Japanese Prime Minister Fumio Kishida on Friday said he will instruct relevant officials within his government to implement steps to combat inflation as rising prices are hugely impacting companies and consumers.
On the back of a recent cabinet reshuffle amid a drop in public support, Kishida said price hikes for energy and food items, in particular, are having a “huge impact” on companies and consumers, reports Xinhua news agency.
The Japanese leader said fresh measures to tame inflation will be a top priority for his rejigged cabinet.
He told a government meeting that officials will be instructed on August 15 to “seamlessly” put necessary measures into place to tackle price hikes for energy, raw material and grain.
“Bread and noodles, which are made from wheat, are essential items in our daily lives. It’s critical that their prices are stable,” Kishida was quoted as saying in the meeting attended by new cabinet ministers and business leaders.
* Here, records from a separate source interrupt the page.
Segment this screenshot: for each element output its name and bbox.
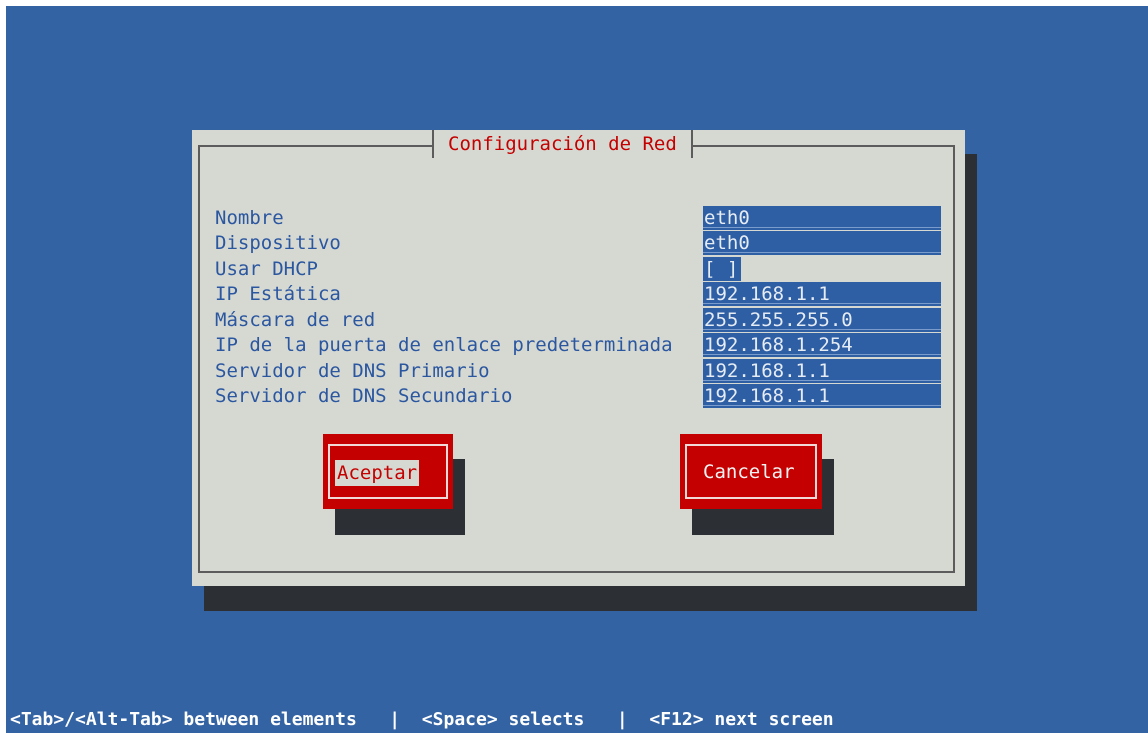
usar-dhcp-checkbox[interactable]: [ ] bbox=[703, 257, 751, 281]
keyboard-help-bar: <Tab>/<Alt-Tab> between elements | <Spac… bbox=[10, 709, 834, 730]
dns-primario-input[interactable]: 192.168.1.1 bbox=[703, 359, 941, 383]
dns-secundario-input-value: 192.168.1.1 bbox=[704, 385, 830, 407]
ip-estatica-input[interactable]: 192.168.1.1 bbox=[703, 282, 941, 306]
mascara-de-red-input-value: 255.255.255.0 bbox=[704, 309, 853, 331]
ip-estatica-input-value: 192.168.1.1 bbox=[704, 283, 830, 305]
label-ip-estatica: IP Estática bbox=[215, 283, 341, 305]
label-usar-dhcp: Usar DHCP bbox=[215, 258, 318, 280]
label-dispositivo: Dispositivo bbox=[215, 232, 341, 254]
label-dns-primario: Servidor de DNS Primario bbox=[215, 360, 490, 382]
label-gateway: IP de la puerta de enlace predeterminada bbox=[215, 334, 673, 356]
dns-primario-input-value: 192.168.1.1 bbox=[704, 360, 830, 382]
dns-secundario-input[interactable]: 192.168.1.1 bbox=[703, 384, 941, 408]
usar-dhcp-checkbox-box: [ ] bbox=[703, 257, 741, 281]
dns-primario-input-underline bbox=[703, 380, 941, 381]
mascara-de-red-input[interactable]: 255.255.255.0 bbox=[703, 308, 941, 332]
dispositivo-input[interactable]: eth0 bbox=[703, 231, 941, 255]
ip-estatica-input-underline bbox=[703, 303, 941, 304]
gateway-input-underline bbox=[703, 354, 941, 355]
dns-secundario-input-underline bbox=[703, 405, 941, 406]
gateway-input-value: 192.168.1.254 bbox=[704, 334, 853, 356]
accept-button-label: Aceptar bbox=[335, 460, 420, 486]
label-mascara-de-red: Máscara de red bbox=[215, 309, 376, 331]
accept-button[interactable]: Aceptar bbox=[323, 434, 453, 509]
label-dns-secundario: Servidor de DNS Secundario bbox=[215, 385, 513, 407]
mascara-de-red-input-underline bbox=[703, 329, 941, 330]
nombre-input[interactable]: eth0 bbox=[703, 206, 941, 230]
cancel-button-label: Cancelar bbox=[703, 461, 795, 483]
gateway-input[interactable]: 192.168.1.254 bbox=[703, 333, 941, 357]
label-nombre: Nombre bbox=[215, 207, 284, 229]
dispositivo-input-value: eth0 bbox=[704, 232, 750, 254]
nombre-input-underline bbox=[703, 227, 941, 228]
cancel-button[interactable]: Cancelar bbox=[680, 434, 822, 509]
dialog-title: Configuración de Red bbox=[432, 130, 693, 158]
nombre-input-value: eth0 bbox=[704, 207, 750, 229]
network-config-dialog: Configuración de Red Nombre Dispositivo … bbox=[192, 130, 965, 586]
dispositivo-input-underline bbox=[703, 252, 941, 253]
“I will instruct officials to extend support by catering to the needs of each region and to take additional steps focusing on energy and food items that make up the bulk of the recent price hikes,” said the Prime Minister.
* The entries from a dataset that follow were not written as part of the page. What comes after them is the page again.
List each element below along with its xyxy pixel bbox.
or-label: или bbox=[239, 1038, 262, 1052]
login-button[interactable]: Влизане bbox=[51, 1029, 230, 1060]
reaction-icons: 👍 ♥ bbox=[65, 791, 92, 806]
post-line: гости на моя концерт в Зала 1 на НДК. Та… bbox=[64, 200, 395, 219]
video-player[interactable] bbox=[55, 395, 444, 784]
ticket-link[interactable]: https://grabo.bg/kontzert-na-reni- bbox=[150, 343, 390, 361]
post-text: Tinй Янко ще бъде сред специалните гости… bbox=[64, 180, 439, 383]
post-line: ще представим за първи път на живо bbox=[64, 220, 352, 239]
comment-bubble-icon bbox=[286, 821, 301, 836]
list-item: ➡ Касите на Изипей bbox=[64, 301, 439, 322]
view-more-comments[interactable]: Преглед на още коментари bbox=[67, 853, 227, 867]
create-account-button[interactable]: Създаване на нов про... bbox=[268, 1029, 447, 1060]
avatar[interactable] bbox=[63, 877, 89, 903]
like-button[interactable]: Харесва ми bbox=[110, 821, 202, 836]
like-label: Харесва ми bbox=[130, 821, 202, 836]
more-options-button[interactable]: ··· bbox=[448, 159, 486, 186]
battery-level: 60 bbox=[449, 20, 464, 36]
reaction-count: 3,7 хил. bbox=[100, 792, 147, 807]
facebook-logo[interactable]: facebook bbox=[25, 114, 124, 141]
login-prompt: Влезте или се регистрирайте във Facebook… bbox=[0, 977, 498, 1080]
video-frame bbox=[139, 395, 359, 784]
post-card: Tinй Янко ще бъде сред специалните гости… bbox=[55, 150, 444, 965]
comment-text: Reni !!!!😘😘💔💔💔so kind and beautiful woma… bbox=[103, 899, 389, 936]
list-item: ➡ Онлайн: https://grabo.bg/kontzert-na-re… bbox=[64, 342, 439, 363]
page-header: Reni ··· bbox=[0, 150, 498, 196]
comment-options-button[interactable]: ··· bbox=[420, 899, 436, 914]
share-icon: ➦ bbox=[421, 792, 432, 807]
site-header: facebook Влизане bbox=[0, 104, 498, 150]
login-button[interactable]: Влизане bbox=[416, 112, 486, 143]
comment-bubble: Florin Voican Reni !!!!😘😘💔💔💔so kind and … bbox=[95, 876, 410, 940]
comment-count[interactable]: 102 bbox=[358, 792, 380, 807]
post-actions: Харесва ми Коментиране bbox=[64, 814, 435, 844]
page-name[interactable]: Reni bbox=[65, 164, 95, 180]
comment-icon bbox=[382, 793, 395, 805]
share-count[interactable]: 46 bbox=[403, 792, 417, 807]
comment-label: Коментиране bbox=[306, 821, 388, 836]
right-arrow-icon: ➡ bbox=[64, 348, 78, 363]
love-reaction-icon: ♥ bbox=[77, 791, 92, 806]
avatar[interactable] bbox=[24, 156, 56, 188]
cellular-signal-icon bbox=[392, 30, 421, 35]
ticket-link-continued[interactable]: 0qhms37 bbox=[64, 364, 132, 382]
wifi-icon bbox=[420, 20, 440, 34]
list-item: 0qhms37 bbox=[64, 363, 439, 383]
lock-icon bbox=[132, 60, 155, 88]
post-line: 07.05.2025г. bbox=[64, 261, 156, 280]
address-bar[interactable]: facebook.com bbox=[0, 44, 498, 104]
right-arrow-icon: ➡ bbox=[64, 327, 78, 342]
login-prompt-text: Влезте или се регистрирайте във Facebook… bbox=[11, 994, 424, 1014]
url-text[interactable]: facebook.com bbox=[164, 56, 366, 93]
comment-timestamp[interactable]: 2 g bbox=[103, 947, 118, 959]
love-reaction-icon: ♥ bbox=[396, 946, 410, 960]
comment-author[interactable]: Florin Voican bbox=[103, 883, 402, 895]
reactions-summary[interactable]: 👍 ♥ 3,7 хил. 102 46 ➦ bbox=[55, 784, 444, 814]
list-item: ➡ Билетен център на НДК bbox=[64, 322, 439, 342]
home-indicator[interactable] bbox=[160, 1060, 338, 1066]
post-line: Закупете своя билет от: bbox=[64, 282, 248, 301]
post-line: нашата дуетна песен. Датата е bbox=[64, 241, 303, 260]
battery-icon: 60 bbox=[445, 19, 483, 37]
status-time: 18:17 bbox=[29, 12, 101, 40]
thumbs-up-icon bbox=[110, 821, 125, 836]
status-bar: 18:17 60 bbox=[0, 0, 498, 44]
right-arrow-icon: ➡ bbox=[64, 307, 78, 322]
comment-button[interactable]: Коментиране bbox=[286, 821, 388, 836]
Japan has not been hit by inflation as hard as the United States or some European countries, and some companies here have been trying not to pass on rising costs to their consumers amid weak demand.
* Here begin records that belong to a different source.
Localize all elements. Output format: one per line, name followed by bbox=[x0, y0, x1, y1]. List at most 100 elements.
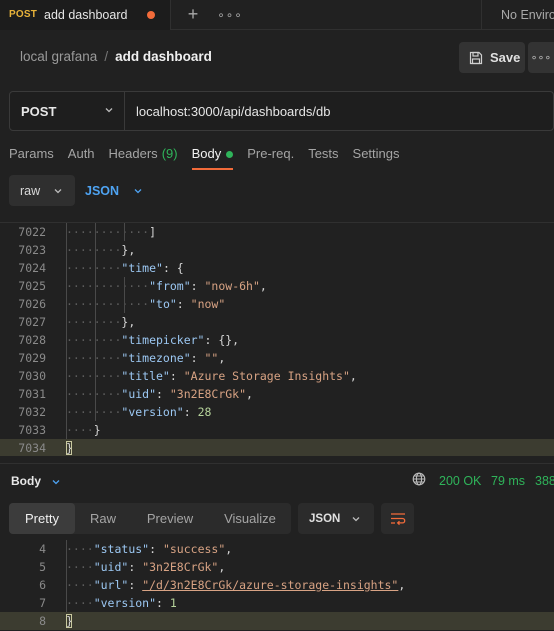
tab-params[interactable]: Params bbox=[9, 146, 54, 170]
body-language-select[interactable]: JSON bbox=[85, 175, 143, 206]
code-text: ········}, bbox=[66, 315, 136, 329]
headers-count: (9) bbox=[161, 146, 178, 161]
code-text: ········"title": "Azure Storage Insights… bbox=[66, 369, 357, 383]
indent-guide bbox=[95, 223, 96, 421]
tab-pre-request[interactable]: Pre-req. bbox=[247, 146, 294, 170]
code-line: 7028 ········"timepicker": {}, bbox=[0, 331, 554, 349]
body-mode-value: raw bbox=[20, 183, 41, 198]
chevron-down-icon[interactable] bbox=[51, 477, 61, 487]
save-options-button[interactable]: ∘∘∘ bbox=[528, 42, 554, 73]
bracket-match-marker bbox=[66, 441, 72, 455]
body-mode-select[interactable]: raw bbox=[9, 175, 75, 206]
response-format-value: JSON bbox=[309, 512, 341, 525]
http-method-select[interactable]: POST bbox=[10, 92, 125, 130]
response-format-select[interactable]: JSON bbox=[298, 503, 374, 534]
globe-icon[interactable] bbox=[412, 472, 426, 486]
new-tab-button[interactable]: + bbox=[171, 0, 215, 30]
environment-label: No Environment bbox=[501, 8, 554, 22]
line-number: 7022 bbox=[18, 225, 46, 239]
response-view-tabs: Pretty Raw Preview Visualize bbox=[9, 503, 291, 534]
tab-headers[interactable]: Headers (9) bbox=[109, 146, 178, 170]
tab-body[interactable]: Body bbox=[191, 146, 234, 170]
tab-auth[interactable]: Auth bbox=[68, 146, 95, 170]
wrap-lines-icon bbox=[390, 512, 405, 525]
breadcrumb-collection[interactable]: local grafana bbox=[20, 49, 97, 64]
code-text: ········"version": 28 bbox=[66, 405, 212, 419]
line-number: 7025 bbox=[18, 279, 46, 293]
code-line: 7 ····"version": 1 bbox=[0, 594, 554, 612]
code-text: ········"time": { bbox=[66, 261, 184, 275]
code-line: 4 ····"status": "success", bbox=[0, 540, 554, 558]
url-input[interactable] bbox=[125, 92, 553, 130]
code-line: 7031 ········"uid": "3n2E8CrGk", bbox=[0, 385, 554, 403]
code-text: ····"status": "success", bbox=[66, 542, 233, 556]
tab-visualize[interactable]: Visualize bbox=[209, 503, 291, 534]
code-line: 8} bbox=[0, 612, 554, 630]
response-status[interactable]: 200 OK bbox=[439, 474, 481, 488]
response-body-viewer[interactable]: 4 ····"status": "success", 5 ····"uid": "3n… bbox=[0, 540, 554, 631]
environment-selector[interactable]: No Environment bbox=[481, 0, 554, 30]
url-bar: POST bbox=[9, 91, 554, 131]
indent-guide bbox=[66, 223, 67, 439]
code-line: 7034} bbox=[0, 439, 554, 456]
chevron-down-icon bbox=[352, 517, 360, 522]
tab-raw[interactable]: Raw bbox=[75, 503, 131, 534]
response-time[interactable]: 79 ms bbox=[491, 474, 525, 488]
tab-settings[interactable]: Settings bbox=[353, 146, 400, 170]
tab-pretty[interactable]: Pretty bbox=[9, 503, 75, 534]
code-text: ········"timezone": "", bbox=[66, 351, 226, 365]
tab-method-badge: POST bbox=[9, 9, 38, 20]
code-line: 7026 ············"to": "now" bbox=[0, 295, 554, 313]
indent-guide bbox=[124, 223, 125, 241]
tab-preview[interactable]: Preview bbox=[131, 503, 209, 534]
code-line: 7032 ········"version": 28 bbox=[0, 403, 554, 421]
breadcrumb: local grafana / add dashboard bbox=[20, 49, 212, 64]
code-text: ····} bbox=[66, 423, 101, 437]
code-line: 7029 ········"timezone": "", bbox=[0, 349, 554, 367]
plus-icon: + bbox=[187, 4, 199, 24]
indent-guide bbox=[66, 540, 67, 612]
request-body-editor[interactable]: 7022 ············] 7023 ········}, 7024 ·····… bbox=[0, 222, 554, 456]
response-section-toggle[interactable]: Body bbox=[11, 474, 41, 488]
chevron-down-icon bbox=[54, 189, 62, 194]
tab-title: add dashboard bbox=[44, 7, 128, 22]
code-text: ········"timepicker": {}, bbox=[66, 333, 240, 347]
more-horizontal-icon: ∘∘∘ bbox=[530, 52, 552, 64]
code-line: 7022 ············] bbox=[0, 223, 554, 241]
breadcrumb-separator: / bbox=[104, 49, 109, 64]
save-button[interactable]: Save bbox=[459, 42, 525, 73]
code-text: ········}, bbox=[66, 243, 136, 257]
request-tab-bar: POST add dashboard + ∘∘∘ No Environment bbox=[0, 0, 554, 30]
wrap-lines-button[interactable] bbox=[381, 503, 414, 534]
code-text: ············"from": "now-6h", bbox=[66, 279, 267, 293]
breadcrumb-request-name[interactable]: add dashboard bbox=[115, 49, 212, 64]
line-number: 7027 bbox=[18, 315, 46, 329]
line-number: 7030 bbox=[18, 369, 46, 383]
code-text: ············"to": "now" bbox=[66, 297, 226, 311]
code-line: 7030 ········"title": "Azure Storage Insi… bbox=[0, 367, 554, 385]
code-line: 7025 ············"from": "now-6h", bbox=[0, 277, 554, 295]
request-tab-add-dashboard[interactable]: POST add dashboard bbox=[0, 0, 171, 30]
code-line: 7027 ········}, bbox=[0, 313, 554, 331]
line-number: 7032 bbox=[18, 405, 46, 419]
code-text: ····"uid": "3n2E8CrGk", bbox=[66, 560, 226, 574]
body-indicator-dot bbox=[226, 151, 234, 158]
code-line: 7033 ····} bbox=[0, 421, 554, 439]
unsaved-changes-dot[interactable] bbox=[147, 10, 155, 19]
body-language-value: JSON bbox=[85, 183, 120, 198]
code-text: ····"version": 1 bbox=[66, 596, 177, 610]
code-line: 7023 ········}, bbox=[0, 241, 554, 259]
response-size[interactable]: 388 B bbox=[535, 474, 554, 488]
tab-options-button[interactable]: ∘∘∘ bbox=[215, 0, 245, 30]
line-number: 7029 bbox=[18, 351, 46, 365]
chevron-down-icon bbox=[134, 188, 142, 193]
tab-tests[interactable]: Tests bbox=[308, 146, 338, 170]
code-text: ············] bbox=[66, 225, 157, 239]
line-number: 7033 bbox=[18, 423, 46, 437]
http-method-value: POST bbox=[21, 103, 57, 119]
line-number: 7023 bbox=[18, 243, 46, 257]
line-number: 7 bbox=[39, 596, 46, 610]
response-header: Body 200 OK 79 ms 388 B bbox=[0, 463, 554, 495]
line-number: 7034 bbox=[18, 441, 46, 455]
line-number: 7028 bbox=[18, 333, 46, 347]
These companies have been able to do this by absorbing the higher costs themselves or by way of government subsidies, but economists here have said that either way such measures are not sustainable indefinitely and consumers are already dealing with rising costs for daily goods.
Kishida said following the reshuffling of his cabinet on Wednesday, however, that reserve funds of 5.5 trillion yen ($41 billion) could be accessed and targeted for measures to deal with the ongoing downside effects of the Covid-19 pandemic and rising inflation.
The approval rating for Kishida’s cabinet hit 51.0 per cent in late July, its worst ever, among concerns over the ruling Liberal Democratic Party’s connections to the Unification Church, in the wake of the assassination of former Prime Minister Shinzo Abe.